The tables in this report identify mandates in public laws enacted during calendar year 2010 and in other legislation considered by the Congress in 2010:
- Table 1 is a tally of mandates in public laws enacted between 2006 and 2010.
- Table 2 is a tally of the mandate statements CBO transmitted between 2006 and 2010.
- Tables 3 and 4 list laws enacted in 2010 that contain intergovernmental and privatesector mandates, respectively.
- Tables 5 and 6 list intergovernmental and private-sector mandates, respectively, that CBO reviewed in 2010 whose costs would exceed UMRA’s thresholds or could not be determined.
- Tables 7 and 8 list the bills and proposals CBO reviewed in 2010 that contained intergovernmental and private-sector mandates, respectively.

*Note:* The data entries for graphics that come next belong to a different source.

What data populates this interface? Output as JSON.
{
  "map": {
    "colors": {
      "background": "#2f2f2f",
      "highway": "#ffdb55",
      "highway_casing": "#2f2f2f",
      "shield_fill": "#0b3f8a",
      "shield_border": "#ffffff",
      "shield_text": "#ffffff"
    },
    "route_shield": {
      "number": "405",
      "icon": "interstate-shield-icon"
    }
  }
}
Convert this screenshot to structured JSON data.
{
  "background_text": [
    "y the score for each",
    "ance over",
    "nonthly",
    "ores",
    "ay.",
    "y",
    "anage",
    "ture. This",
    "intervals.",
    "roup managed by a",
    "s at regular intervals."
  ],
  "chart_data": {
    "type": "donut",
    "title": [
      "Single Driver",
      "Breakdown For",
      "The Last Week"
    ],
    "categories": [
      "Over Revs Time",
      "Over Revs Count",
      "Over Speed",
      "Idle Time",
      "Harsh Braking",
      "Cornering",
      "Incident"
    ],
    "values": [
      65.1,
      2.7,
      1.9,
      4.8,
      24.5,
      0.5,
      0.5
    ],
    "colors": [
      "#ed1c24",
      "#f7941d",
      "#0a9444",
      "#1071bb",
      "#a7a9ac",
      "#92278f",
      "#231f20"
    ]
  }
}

All of the data in this report are for calendar years. (Although data for spending and receipts in the budget are presented for fiscal years, which run from October 1 through September 30, Congressional legislative sessions generally follow the calendar year; thus, data on CBO’s cost estimates and mandate statements are presented as calendar year totals.)
Most of the legislation considered by the Congress in 2010 contained no mandates as defined in UMRA. Of the 474 bills and other legislative proposals reviewed by CBO, 14 percent (64 bills) contained intergovernmental mandates and 18 percent (85 bills) contained privatesector mandates. Moreover, most of the mandates that CBO examined in 2010 would not have imposed costs that exceeded the annual thresholds set by UMRA. Less than 1 percent (3 bills) had intergovernmental mandates with costs higher than the $70 million annual threshold, and 1 percent (7 bills) had mandates whose costs could not be determined. Similarly, CBO estimated that only about 3 percent (14) of the bills reviewed by CBO in 2010 contained private-sector mandates that would have imposed costs greater than the $141 million annual threshold. For 5 percent (23 bills), CBO could not determine whether the costs of their mandates would have exceeded the private-sector threshold.

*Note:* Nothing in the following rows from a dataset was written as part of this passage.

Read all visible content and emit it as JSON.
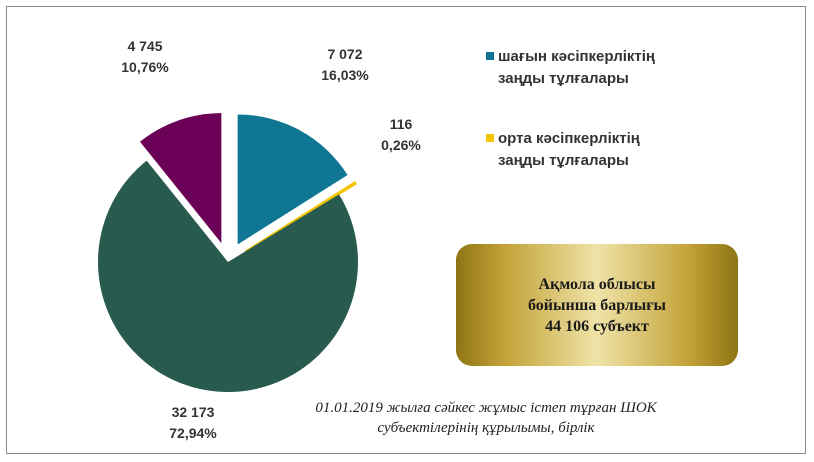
{
  "chart_data": {
    "type": "pie",
    "title": "",
    "slices": [
      {
        "name": "шағын кәсіпкерліктің заңды тұлғалары",
        "count_label": "7 072",
        "value": 16.03,
        "percent_label": "16,03%",
        "color": "#0f7693",
        "exploded": true
      },
      {
        "name": "орта кәсіпкерліктің заңды тұлғалары",
        "count_label": "116",
        "value": 0.26,
        "percent_label": "0,26%",
        "color": "#f5c400",
        "exploded": true
      },
      {
        "name": "",
        "count_label": "32 173",
        "value": 72.94,
        "percent_label": "72,94%",
        "color": "#295a4e",
        "exploded": false
      },
      {
        "name": "",
        "count_label": "4 745",
        "value": 10.76,
        "percent_label": "10,76%",
        "color": "#6b0057",
        "exploded": true
      }
    ],
    "legend_position": "right"
  },
  "legend": [
    {
      "line1": "шағын кәсіпкерліктің",
      "line2": "заңды тұлғалары",
      "color": "#0f7693"
    },
    {
      "line1": "орта кәсіпкерліктің",
      "line2": "заңды тұлғалары",
      "color": "#f5c400"
    }
  ],
  "total_box": {
    "line1": "Ақмола облысы",
    "line2": "бойынша барлығы",
    "line3": "44 106 субъект"
  },
  "caption": {
    "line1": "01.01.2019 жылға сәйкес жұмыс істеп тұрған ШОК",
    "line2": "субъектілерінің құрылымы, бірлік"
  }
}
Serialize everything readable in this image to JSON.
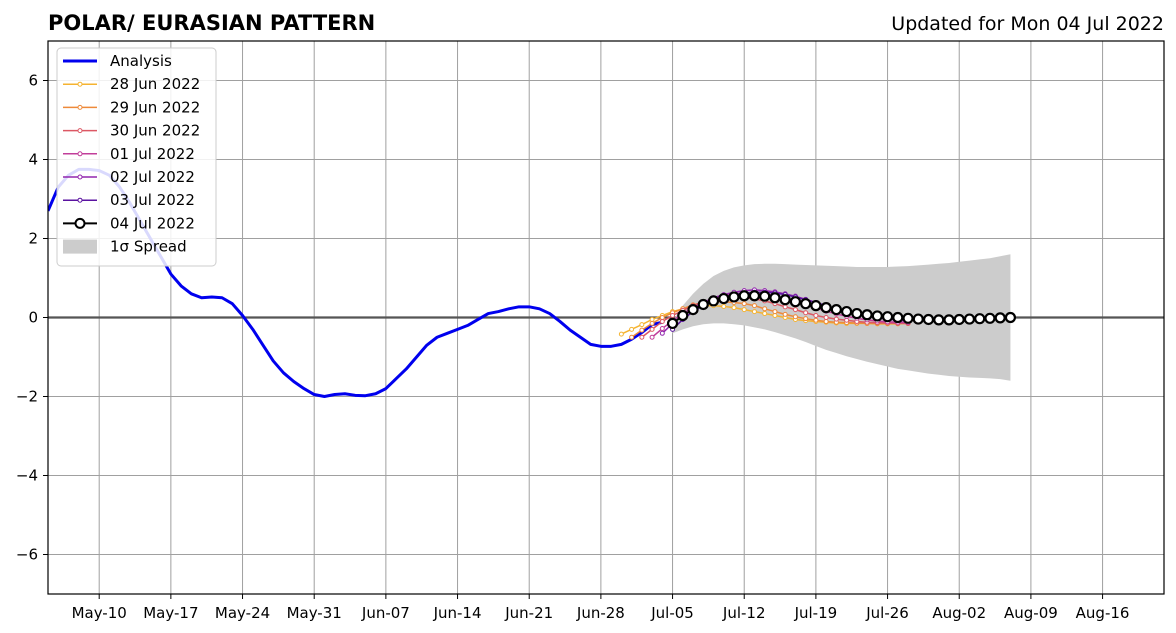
{
  "header": {
    "title": "POLAR/ EURASIAN  PATTERN",
    "updated": "Updated for Mon 04 Jul 2022"
  },
  "chart_data": {
    "type": "line",
    "x_axis": {
      "ticks": [
        "2022-05-10",
        "2022-05-17",
        "2022-05-24",
        "2022-05-31",
        "2022-06-07",
        "2022-06-14",
        "2022-06-21",
        "2022-06-28",
        "2022-07-05",
        "2022-07-12",
        "2022-07-19",
        "2022-07-26",
        "2022-08-02",
        "2022-08-09",
        "2022-08-16"
      ],
      "tick_labels": [
        "May-10",
        "May-17",
        "May-24",
        "May-31",
        "Jun-07",
        "Jun-14",
        "Jun-21",
        "Jun-28",
        "Jul-05",
        "Jul-12",
        "Jul-19",
        "Jul-26",
        "Aug-02",
        "Aug-09",
        "Aug-16"
      ],
      "range": [
        "2022-05-05",
        "2022-08-22"
      ]
    },
    "y_axis": {
      "ticks": [
        -6,
        -4,
        -2,
        0,
        2,
        4,
        6
      ],
      "tick_labels": [
        "−6",
        "−4",
        "−2",
        "0",
        "2",
        "4",
        "6"
      ],
      "ylim": [
        -7,
        7
      ]
    },
    "grid": true,
    "legend_position": "top-left",
    "zero_line": true,
    "analysis": {
      "name": "Analysis",
      "color": "#0000ee",
      "x": [
        "2022-05-05",
        "2022-05-06",
        "2022-05-07",
        "2022-05-08",
        "2022-05-09",
        "2022-05-10",
        "2022-05-11",
        "2022-05-12",
        "2022-05-13",
        "2022-05-14",
        "2022-05-15",
        "2022-05-16",
        "2022-05-17",
        "2022-05-18",
        "2022-05-19",
        "2022-05-20",
        "2022-05-21",
        "2022-05-22",
        "2022-05-23",
        "2022-05-24",
        "2022-05-25",
        "2022-05-26",
        "2022-05-27",
        "2022-05-28",
        "2022-05-29",
        "2022-05-30",
        "2022-05-31",
        "2022-06-01",
        "2022-06-02",
        "2022-06-03",
        "2022-06-04",
        "2022-06-05",
        "2022-06-06",
        "2022-06-07",
        "2022-06-08",
        "2022-06-09",
        "2022-06-10",
        "2022-06-11",
        "2022-06-12",
        "2022-06-13",
        "2022-06-14",
        "2022-06-15",
        "2022-06-16",
        "2022-06-17",
        "2022-06-18",
        "2022-06-19",
        "2022-06-20",
        "2022-06-21",
        "2022-06-22",
        "2022-06-23",
        "2022-06-24",
        "2022-06-25",
        "2022-06-26",
        "2022-06-27",
        "2022-06-28",
        "2022-06-29",
        "2022-06-30",
        "2022-07-01",
        "2022-07-02",
        "2022-07-03",
        "2022-07-04"
      ],
      "y": [
        2.7,
        3.3,
        3.6,
        3.75,
        3.75,
        3.72,
        3.6,
        3.3,
        2.9,
        2.45,
        2.0,
        1.55,
        1.1,
        0.8,
        0.6,
        0.5,
        0.52,
        0.5,
        0.35,
        0.05,
        -0.3,
        -0.7,
        -1.1,
        -1.4,
        -1.62,
        -1.8,
        -1.95,
        -2.0,
        -1.95,
        -1.93,
        -1.97,
        -1.98,
        -1.93,
        -1.8,
        -1.55,
        -1.3,
        -1.0,
        -0.7,
        -0.5,
        -0.4,
        -0.3,
        -0.2,
        -0.05,
        0.1,
        0.15,
        0.22,
        0.27,
        0.27,
        0.22,
        0.1,
        -0.1,
        -0.32,
        -0.5,
        -0.68,
        -0.73,
        -0.73,
        -0.68,
        -0.55,
        -0.38,
        -0.18,
        -0.12
      ]
    },
    "forecasts": [
      {
        "name": "28 Jun 2022",
        "color": "#f5b330",
        "start": "2022-06-30",
        "y": [
          -0.42,
          -0.3,
          -0.18,
          -0.05,
          0.05,
          0.15,
          0.22,
          0.28,
          0.3,
          0.3,
          0.28,
          0.25,
          0.2,
          0.15,
          0.1,
          0.05,
          0.0,
          -0.05,
          -0.08,
          -0.1,
          -0.12,
          -0.14,
          -0.15,
          -0.15,
          -0.15,
          -0.16,
          -0.16,
          -0.16,
          -0.15
        ]
      },
      {
        "name": "29 Jun 2022",
        "color": "#ee8a3a",
        "start": "2022-07-01",
        "y": [
          -0.5,
          -0.32,
          -0.15,
          0.0,
          0.12,
          0.22,
          0.32,
          0.38,
          0.4,
          0.4,
          0.38,
          0.35,
          0.3,
          0.22,
          0.15,
          0.08,
          0.02,
          -0.03,
          -0.07,
          -0.1,
          -0.12,
          -0.13,
          -0.14,
          -0.15,
          -0.15,
          -0.15,
          -0.15,
          -0.15
        ]
      },
      {
        "name": "30 Jun 2022",
        "color": "#dc5864",
        "start": "2022-07-02",
        "y": [
          -0.5,
          -0.3,
          -0.1,
          0.05,
          0.18,
          0.3,
          0.4,
          0.47,
          0.5,
          0.52,
          0.5,
          0.47,
          0.42,
          0.35,
          0.27,
          0.2,
          0.12,
          0.05,
          0.0,
          -0.04,
          -0.07,
          -0.1,
          -0.12,
          -0.13,
          -0.14,
          -0.15,
          -0.15
        ]
      },
      {
        "name": "01 Jul 2022",
        "color": "#c13e9a",
        "start": "2022-07-03",
        "y": [
          -0.5,
          -0.28,
          -0.08,
          0.1,
          0.25,
          0.38,
          0.48,
          0.55,
          0.6,
          0.62,
          0.62,
          0.6,
          0.55,
          0.48,
          0.4,
          0.32,
          0.24,
          0.16,
          0.09,
          0.03,
          -0.02,
          -0.06,
          -0.09,
          -0.11,
          -0.12,
          -0.13
        ]
      },
      {
        "name": "02 Jul 2022",
        "color": "#9226ad",
        "start": "2022-07-04",
        "y": [
          -0.4,
          -0.15,
          0.05,
          0.22,
          0.38,
          0.5,
          0.58,
          0.64,
          0.68,
          0.7,
          0.68,
          0.65,
          0.6,
          0.54,
          0.46,
          0.38,
          0.3,
          0.22,
          0.15,
          0.08,
          0.03,
          -0.01,
          -0.04,
          -0.07,
          -0.09
        ]
      },
      {
        "name": "03 Jul 2022",
        "color": "#5a12a0",
        "start": "2022-07-05",
        "y": [
          -0.3,
          -0.05,
          0.15,
          0.3,
          0.42,
          0.52,
          0.58,
          0.62,
          0.64,
          0.64,
          0.62,
          0.58,
          0.52,
          0.45,
          0.38,
          0.3,
          0.22,
          0.15,
          0.1,
          0.05,
          0.01,
          -0.02,
          -0.04,
          -0.06
        ]
      },
      {
        "name": "04 Jul 2022",
        "color": "#000000",
        "marker": "open-circle-large",
        "start": "2022-07-05",
        "y": [
          -0.15,
          0.05,
          0.2,
          0.33,
          0.42,
          0.48,
          0.52,
          0.55,
          0.55,
          0.54,
          0.5,
          0.45,
          0.4,
          0.35,
          0.3,
          0.25,
          0.2,
          0.15,
          0.1,
          0.07,
          0.04,
          0.02,
          0.0,
          -0.02,
          -0.04,
          -0.05,
          -0.06,
          -0.06,
          -0.05,
          -0.04,
          -0.03,
          -0.02,
          -0.01,
          0.0
        ]
      }
    ],
    "spread": {
      "name": "1σ Spread",
      "color": "#cccccc",
      "x_start": "2022-07-05",
      "x_end": "2022-08-06",
      "upper": [
        -0.1,
        0.3,
        0.6,
        0.85,
        1.05,
        1.18,
        1.27,
        1.32,
        1.35,
        1.36,
        1.36,
        1.35,
        1.34,
        1.33,
        1.32,
        1.31,
        1.3,
        1.29,
        1.28,
        1.28,
        1.28,
        1.28,
        1.29,
        1.3,
        1.32,
        1.34,
        1.36,
        1.38,
        1.41,
        1.44,
        1.47,
        1.5,
        1.55,
        1.6
      ],
      "lower": [
        -0.4,
        -0.3,
        -0.22,
        -0.17,
        -0.15,
        -0.15,
        -0.17,
        -0.2,
        -0.25,
        -0.3,
        -0.37,
        -0.45,
        -0.53,
        -0.62,
        -0.72,
        -0.82,
        -0.9,
        -0.98,
        -1.05,
        -1.12,
        -1.18,
        -1.24,
        -1.3,
        -1.34,
        -1.38,
        -1.42,
        -1.45,
        -1.48,
        -1.5,
        -1.52,
        -1.53,
        -1.54,
        -1.56,
        -1.6
      ]
    },
    "legend": [
      {
        "label": "Analysis"
      },
      {
        "label": "28 Jun 2022"
      },
      {
        "label": "29 Jun 2022"
      },
      {
        "label": "30 Jun 2022"
      },
      {
        "label": "01 Jul 2022"
      },
      {
        "label": "02 Jul 2022"
      },
      {
        "label": "03 Jul 2022"
      },
      {
        "label": "04 Jul 2022"
      },
      {
        "label": "1σ Spread"
      }
    ]
  }
}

Similarly, in the 15 years since the enactment of UMRA, most of the legislation considered by the Congress contained no mandates. Of the roughly 8,500 bills and other legislative proposals that CBO reviewed between 1996 and 2010, about 13 percent contained intergovernmental mandates, and about 16 percent contained private-sector mandates (see Figure 1). Also during that period, about 1 percent of the bills contained intergovernmental mandates whose aggregate costs exceeded the annual threshold established in UMRA, and less than 1 percent had aggregate costs that could not be estimated. For private-sector mandates, about 4 percent of the bills contained mandates with aggregate costs above the annual threshold, and 2 percent contained mandates whose aggregate costs to the private sector could not be estimated.
Two public laws enacted in 2010 contained intergovernmental mandates—a total of 7 mandates—with costs that CBO estimates will exceed the statutory threshold: the Patient Protection and Affordable Care Act (Public Law 111-148) and the Healthy, Hunger-Free Kids Act of 2010 (Public Law 111-296). In the 15 years since the enactment of UMRA, only 13 new laws have contained intergovernmental mandates with costs estimated to exceed the threshold.
Over the 15-year period, legislation enacted by the Congress generally contained more private-sector mandates than intergovernmental mandates. Eleven public laws enacted in 2010 contained private-sector mandates—a total of 25 mandates—with costs estimated to exceed the statutory threshold. Those laws included changes to the health care system and regulation of financial institutions, among others. Since 1996, CBO has identified private-sector mandates with costs estimated to exceed the threshold in 75 public laws.